During the 1980s, artists were processing the major strides made by women and minorities in the previous 20 years while simultaneously beginning to reject the binary “male/female” or “black/white” systems they had been fighting in the first place.

According to Molesworth, David Hammons’ controversial “How Ya Like Me Now?” is one of the characteristic pieces to describe this phenomenon. It’s a massive portrait of the Rev. Jesse Jackson but with blond hair, blue eyes and white skin. Finding the painting offensive, a group of young black construction workers attacked it with sledgehammers.

“They did not know that the artist who made the piece was African-American himself, although one of the things the piece tells us is that it doesn’t matter,” Molesworth said.

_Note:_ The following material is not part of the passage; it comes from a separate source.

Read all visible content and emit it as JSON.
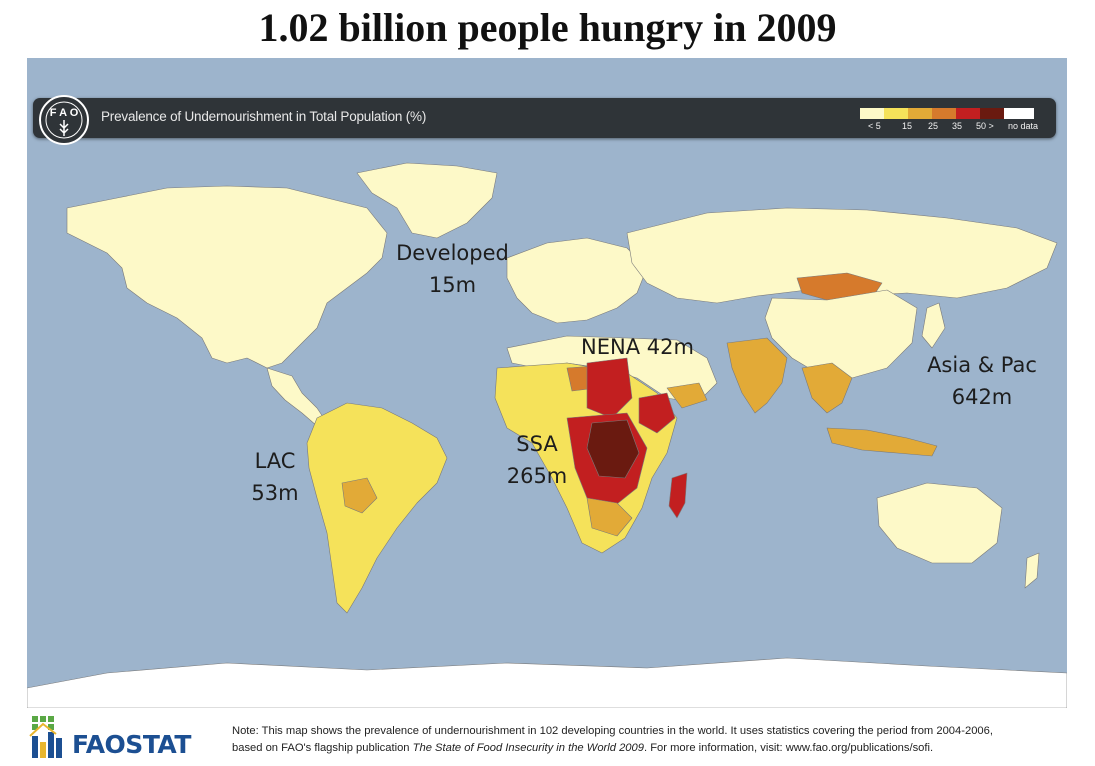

“How Ya Like Me Now?” is one of many pieces of public art at the time that shows that the minority communities that fought for civil rights in the decades prior aren’t all homogenous.

“This Will Have Been” also examines how these arguments applied to women and the LGBT community in the 1980s. Jeff Wall’s “Picture for Women” serves both as a self-portrait and a dismantling of the traditional notion of the male gaze. A mirror shot, the camera is directly in the center of the frame, and a model looks forward at Wall’s reflection. It’s a complicated image that, like many in “This Will Have Been,” questions traditional notions of gender that were thrown out as the LGBT community became more visible in the ’60s and ’70s.

Finally, the exhibit explores how racial and sexual tensions heightened as the spread of AIDS morphed into a political crisis.

Canadian artist AA Bronson was part of a collective called General Idea at this time. They created AIDS-related art until the disease took the other two members in 1994. General Idea produced wallpaper called “Imagevirus” that alters Robert Indiana’s ubiquitous “LOVE” image to read, “AIDS.”

The paper creeps through the galleries by covering small archways. These sections are narrow enough that one can recognize the design but not make out the text. In the last section of the exhibit, called “The End is Near,” the paper covers an entire wall, and other art hangs over it. According to Bronson, the competition between the images is symbolic of the AIDS pandemic.

“That’s kind of the idea, is that AIDS was this kind of background to everything,” he said.

Overall, “This Will Have Been” is a portrait of a decade in the unique position of being culturally overexposed, but only recently understood.

“It’s not a definitive history,” Molesworth said. “It’s more of an opening gambit of how we would begin to reassess the period.”